The first problem is that A Christmas Carol is not a long story. No, not even if you shoehorn in as many lines of dialogue and tiny descriptive moments as you can bear, including many that wiser screenwriters left out of their versions. Mickey's Christmas Carol works by being short. Muppet Christmas Carol has musical numbers. This one either shoves in deadly dull sequences of nothing; pointless flyovers of GC landscapes, establishing sequences for settings that are never used, ridiculously stupid chase sequences that make no sense, ludicrously over the top “this was filmed in 3D!!!” pans, or it just takes forever to get to the next part.

On the positive side, that meant we had lots of time during the film for MST3K style commentary in between the dialogue.

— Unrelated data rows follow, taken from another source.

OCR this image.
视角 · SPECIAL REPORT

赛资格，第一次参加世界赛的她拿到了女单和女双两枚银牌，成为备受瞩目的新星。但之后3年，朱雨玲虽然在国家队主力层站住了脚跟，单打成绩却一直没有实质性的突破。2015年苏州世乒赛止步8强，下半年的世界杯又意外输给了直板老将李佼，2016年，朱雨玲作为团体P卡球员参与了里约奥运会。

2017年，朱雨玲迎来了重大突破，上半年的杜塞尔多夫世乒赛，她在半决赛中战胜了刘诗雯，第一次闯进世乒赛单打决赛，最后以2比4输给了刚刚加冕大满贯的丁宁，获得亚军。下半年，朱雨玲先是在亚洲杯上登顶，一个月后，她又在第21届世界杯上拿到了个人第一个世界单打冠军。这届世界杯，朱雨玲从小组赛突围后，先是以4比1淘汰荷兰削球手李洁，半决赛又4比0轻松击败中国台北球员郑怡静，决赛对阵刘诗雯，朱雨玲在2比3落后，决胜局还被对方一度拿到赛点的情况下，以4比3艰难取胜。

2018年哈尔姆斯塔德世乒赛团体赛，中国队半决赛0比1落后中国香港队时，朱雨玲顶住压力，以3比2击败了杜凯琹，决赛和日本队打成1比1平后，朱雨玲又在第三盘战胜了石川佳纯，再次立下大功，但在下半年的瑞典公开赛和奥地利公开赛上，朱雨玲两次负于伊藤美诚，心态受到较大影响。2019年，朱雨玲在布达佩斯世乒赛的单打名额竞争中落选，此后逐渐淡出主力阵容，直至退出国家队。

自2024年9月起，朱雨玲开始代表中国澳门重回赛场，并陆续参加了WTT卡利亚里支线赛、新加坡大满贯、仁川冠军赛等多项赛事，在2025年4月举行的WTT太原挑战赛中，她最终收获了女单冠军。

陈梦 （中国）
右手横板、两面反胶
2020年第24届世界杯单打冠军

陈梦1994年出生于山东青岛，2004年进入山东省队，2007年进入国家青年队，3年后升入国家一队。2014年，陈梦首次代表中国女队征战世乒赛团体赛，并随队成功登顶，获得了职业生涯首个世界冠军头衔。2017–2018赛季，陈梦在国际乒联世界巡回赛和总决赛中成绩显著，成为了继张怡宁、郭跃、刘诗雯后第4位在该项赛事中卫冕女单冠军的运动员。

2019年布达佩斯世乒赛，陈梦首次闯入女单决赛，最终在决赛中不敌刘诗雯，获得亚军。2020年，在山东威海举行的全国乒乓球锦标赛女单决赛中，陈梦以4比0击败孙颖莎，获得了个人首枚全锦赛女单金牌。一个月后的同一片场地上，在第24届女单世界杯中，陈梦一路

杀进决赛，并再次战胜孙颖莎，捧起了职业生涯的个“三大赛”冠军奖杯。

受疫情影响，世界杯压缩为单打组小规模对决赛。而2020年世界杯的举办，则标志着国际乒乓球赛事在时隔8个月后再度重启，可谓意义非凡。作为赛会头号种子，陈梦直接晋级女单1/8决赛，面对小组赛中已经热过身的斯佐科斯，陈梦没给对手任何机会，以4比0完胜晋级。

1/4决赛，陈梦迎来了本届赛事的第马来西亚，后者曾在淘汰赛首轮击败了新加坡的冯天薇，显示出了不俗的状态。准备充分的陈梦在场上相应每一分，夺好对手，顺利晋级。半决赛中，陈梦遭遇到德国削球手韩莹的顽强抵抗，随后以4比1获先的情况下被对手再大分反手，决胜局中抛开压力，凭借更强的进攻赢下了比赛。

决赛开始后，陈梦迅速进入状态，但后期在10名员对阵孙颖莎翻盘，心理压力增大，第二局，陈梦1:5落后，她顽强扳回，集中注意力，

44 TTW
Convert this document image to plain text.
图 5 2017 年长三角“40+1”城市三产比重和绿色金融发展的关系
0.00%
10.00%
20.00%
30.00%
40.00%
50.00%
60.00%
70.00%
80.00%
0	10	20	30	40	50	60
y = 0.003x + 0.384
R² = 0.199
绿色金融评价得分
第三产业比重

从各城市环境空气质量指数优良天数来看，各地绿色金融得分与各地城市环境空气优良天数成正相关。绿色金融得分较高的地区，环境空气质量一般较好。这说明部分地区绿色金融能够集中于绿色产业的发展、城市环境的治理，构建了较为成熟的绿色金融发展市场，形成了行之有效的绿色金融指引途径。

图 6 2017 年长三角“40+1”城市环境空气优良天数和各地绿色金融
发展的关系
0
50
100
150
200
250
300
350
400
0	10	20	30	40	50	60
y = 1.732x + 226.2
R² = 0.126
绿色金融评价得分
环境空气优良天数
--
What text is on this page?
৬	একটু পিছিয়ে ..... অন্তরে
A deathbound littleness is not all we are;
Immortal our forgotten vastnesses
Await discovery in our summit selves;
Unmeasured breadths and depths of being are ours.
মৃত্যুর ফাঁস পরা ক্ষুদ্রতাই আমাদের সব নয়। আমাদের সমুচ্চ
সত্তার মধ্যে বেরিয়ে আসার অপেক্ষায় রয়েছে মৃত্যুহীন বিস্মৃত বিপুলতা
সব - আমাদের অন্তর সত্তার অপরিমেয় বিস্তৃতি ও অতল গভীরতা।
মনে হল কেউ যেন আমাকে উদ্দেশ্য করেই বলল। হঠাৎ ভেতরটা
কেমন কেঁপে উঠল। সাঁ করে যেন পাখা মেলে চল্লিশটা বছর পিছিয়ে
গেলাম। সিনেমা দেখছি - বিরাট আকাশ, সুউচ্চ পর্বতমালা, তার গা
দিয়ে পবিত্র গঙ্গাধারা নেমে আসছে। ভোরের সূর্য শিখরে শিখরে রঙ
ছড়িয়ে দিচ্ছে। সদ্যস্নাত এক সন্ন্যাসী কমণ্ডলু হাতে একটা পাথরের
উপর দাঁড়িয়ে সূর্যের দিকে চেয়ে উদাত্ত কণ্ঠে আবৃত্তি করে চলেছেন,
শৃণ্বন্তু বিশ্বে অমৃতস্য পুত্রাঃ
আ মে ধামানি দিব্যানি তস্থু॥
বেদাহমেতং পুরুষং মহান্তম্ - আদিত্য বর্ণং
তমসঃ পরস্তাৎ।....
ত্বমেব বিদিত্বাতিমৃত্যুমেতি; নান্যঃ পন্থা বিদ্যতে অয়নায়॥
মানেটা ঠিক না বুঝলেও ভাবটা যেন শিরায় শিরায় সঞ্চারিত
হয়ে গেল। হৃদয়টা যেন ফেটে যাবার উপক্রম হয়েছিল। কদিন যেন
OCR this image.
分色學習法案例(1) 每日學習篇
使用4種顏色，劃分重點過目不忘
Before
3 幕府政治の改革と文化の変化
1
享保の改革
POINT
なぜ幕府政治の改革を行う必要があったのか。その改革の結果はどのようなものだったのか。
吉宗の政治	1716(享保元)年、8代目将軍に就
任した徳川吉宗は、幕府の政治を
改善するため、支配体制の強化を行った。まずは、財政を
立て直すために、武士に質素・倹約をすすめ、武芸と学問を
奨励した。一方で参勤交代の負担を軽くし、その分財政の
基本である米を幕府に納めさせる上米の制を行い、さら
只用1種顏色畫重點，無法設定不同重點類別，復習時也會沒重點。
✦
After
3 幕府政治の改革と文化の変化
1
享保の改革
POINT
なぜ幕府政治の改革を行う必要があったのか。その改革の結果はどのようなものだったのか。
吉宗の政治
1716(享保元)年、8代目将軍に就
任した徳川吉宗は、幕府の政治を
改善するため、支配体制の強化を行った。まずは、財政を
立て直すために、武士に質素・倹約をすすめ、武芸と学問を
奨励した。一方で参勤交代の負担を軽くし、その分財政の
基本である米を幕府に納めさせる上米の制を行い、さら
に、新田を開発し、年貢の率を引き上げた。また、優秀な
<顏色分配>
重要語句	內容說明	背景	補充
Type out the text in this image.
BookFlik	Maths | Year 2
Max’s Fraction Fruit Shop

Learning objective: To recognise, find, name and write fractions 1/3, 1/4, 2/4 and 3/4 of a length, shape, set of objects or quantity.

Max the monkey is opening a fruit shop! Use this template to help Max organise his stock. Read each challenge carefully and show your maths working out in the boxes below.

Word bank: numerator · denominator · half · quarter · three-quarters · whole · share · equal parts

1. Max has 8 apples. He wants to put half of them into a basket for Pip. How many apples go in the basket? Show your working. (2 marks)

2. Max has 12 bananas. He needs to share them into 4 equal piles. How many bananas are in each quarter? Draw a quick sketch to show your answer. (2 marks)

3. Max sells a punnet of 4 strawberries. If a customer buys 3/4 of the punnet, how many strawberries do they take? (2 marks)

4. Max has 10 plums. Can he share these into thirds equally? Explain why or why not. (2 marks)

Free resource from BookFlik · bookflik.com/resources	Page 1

And there were lots of things to mock. Hideous CG monsters, I mean children, for one. Erin tells me that Polar Express is set even further in the uncanny valley, but this is pretty bad. The character designs are stupid. The eyes are dead and glassy. There are contradictions moment to moment whether “real” physics or “cartoon” physics governs the movement of characters. Erin pointed out that motion capture completely fails to be realistic when the body shapes of the characters are so far removed from those of the actors. Bob Cratchit looks like Mundungus from the Harry Potter movies.

There are a few decent sequences, and most of the backgrounds are quite pretty, but the pace is so awful that I had a hard time noticing anything good. The design on Christmas Future was actually pretty great for a while, but every time this movie started to approach something resembling heart, the message, or anything actually moving, it undermined it with sight gags or very poor art direction. I found it difficult not to laugh at anything dramatic or wince at anything “funny”.

It's all flash-bang, no substance, and it's boring flash-bang, to boot.

Okay, I know I've gone on for a while, but there's one more thing that drove me up the wall.

From Dickens:
...his glance happened to rest upon a bell, a disused bell, that hung in the room, and communicated for some purpose now forgotten with a chamber in the highest story of the building. It was with great astonishment, and with a strange, inexplicable dread, that as he looked, he saw this bell begin to swing. It swung so softly in the outset that it scarcely made a sound; but soon it rang out loudly, and so did every bell in the house. 

The above does not equal something that looks like this:

Because this is a bell panel. A big house in the Victorian era has this in or near the servants' quarters, each bell connects to a different room so that if Lady Agatha rings for tea, it isn't brought to Lord Bertie's room. WHY IS THERE A MULTI-BELL PANEL IN A MASTER BEDROOM? Please correct me if I'm wrong, but I just think they didn't do a lick of research.

If it had been less boring, that might not have stayed with me. But it was. Very Boring. Not Recommended.


  1. The funniest thing is that in a special on this movie that Chris and I saw part of they talked about how the whole idea was that because of the technology they could finally tell the story in a way that was faithfully to the original.

  2. I mean, yes, there were sequences which make little sense in the original (like Scrooge putting out the first spirit like a candle) that they tried very hard to literally transfer into this movie. The problem with that is that passages that work in prose do not always work when translated to film, especially when those doing the translating take metaphor or poetic language as literal description.

    That's not even to mention all the extra crap they padded the run-time with.